Les accords de libre-échange conclus par l’UE, « ne doivent pas se faire sans intégrer la réciprocité des normes et la mise en place des clauses miroirs ». La France par la voix de Gabriel Attal a réaffirmé son opposition à la signature du traité de libre-échange entre l’Union européenne et le Mercosur. Est-ce une opposition définitive ou bien du texte en l’état ? Jusqu’à présent, la France n’avait pas complètement fermé la porte. Conclu en juin 2019, ce projet d’accord n’a jamais été ratifié devant l’opposition de nombreux Etats membres.

Enfin, à l’occasion du Conseil européen du 1er février, la France  portera également la demande de dérogation sur la conditionnalité de la PAC imposant sur les terres arables 4 % d’infrastructure agroécologique (ex. des haies) et de jachères. L’Hexagone, suivi par une dizaine d’Etats membres, n’est pas à son premier coup d’essai réclamant depuis des mois plus de souplesse. Jusqu’à présent la Commission européenne s’était toujours montrée sceptique mais une lueur d’espoir est née via un communiqué du porte-parole de l’institution, Eric Mamer, en date du mardi 30 janvier, annonçant que la Commission de l’UE envisageait d’adopter une nouvelle dérogation. Il faut dire que depuis plusieurs jours, la colère des agriculteurs s’intensifie dans toute l’Europe, Pays-Bas, Pologne, Espagne, Allemagne, Roumanie et Belgique, partout les manifestants tempêtent.

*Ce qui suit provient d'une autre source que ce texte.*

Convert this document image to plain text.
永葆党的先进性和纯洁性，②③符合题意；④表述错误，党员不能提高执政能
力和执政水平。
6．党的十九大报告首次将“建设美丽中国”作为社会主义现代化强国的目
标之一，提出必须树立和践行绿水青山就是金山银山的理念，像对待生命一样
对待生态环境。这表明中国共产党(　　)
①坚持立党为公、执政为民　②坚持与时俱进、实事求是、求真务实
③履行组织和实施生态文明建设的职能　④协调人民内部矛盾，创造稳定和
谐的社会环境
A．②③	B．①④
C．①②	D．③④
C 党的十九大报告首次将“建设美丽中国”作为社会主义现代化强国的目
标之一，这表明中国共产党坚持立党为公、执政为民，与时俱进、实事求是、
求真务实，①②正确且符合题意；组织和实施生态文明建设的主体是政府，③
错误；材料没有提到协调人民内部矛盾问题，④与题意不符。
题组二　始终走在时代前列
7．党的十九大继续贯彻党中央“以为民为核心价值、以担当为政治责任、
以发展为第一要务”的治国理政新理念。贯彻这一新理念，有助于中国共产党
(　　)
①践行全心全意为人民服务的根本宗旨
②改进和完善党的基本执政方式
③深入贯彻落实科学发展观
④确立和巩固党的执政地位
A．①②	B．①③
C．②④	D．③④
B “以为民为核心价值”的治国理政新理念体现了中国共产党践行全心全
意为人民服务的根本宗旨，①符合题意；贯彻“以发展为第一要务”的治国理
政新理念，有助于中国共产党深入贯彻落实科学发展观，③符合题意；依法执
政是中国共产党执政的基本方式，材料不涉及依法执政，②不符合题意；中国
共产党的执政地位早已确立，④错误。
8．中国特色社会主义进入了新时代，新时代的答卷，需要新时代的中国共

Des mesures qui n’ont pas convaincu, alors l’exécutif poursuit ses consultations à Matignon avec les syndicats et à Bruxelles, promettant d’être au rendez-vous. « Notre agriculture est notre force, et notre fierté aussi. Alors je le dis ici solennellement : il doit y avoir une exception agricole française », a défendu Gabriel Attal lors de son discours de politique générale devant les députés, mardi 30 janvier 2024.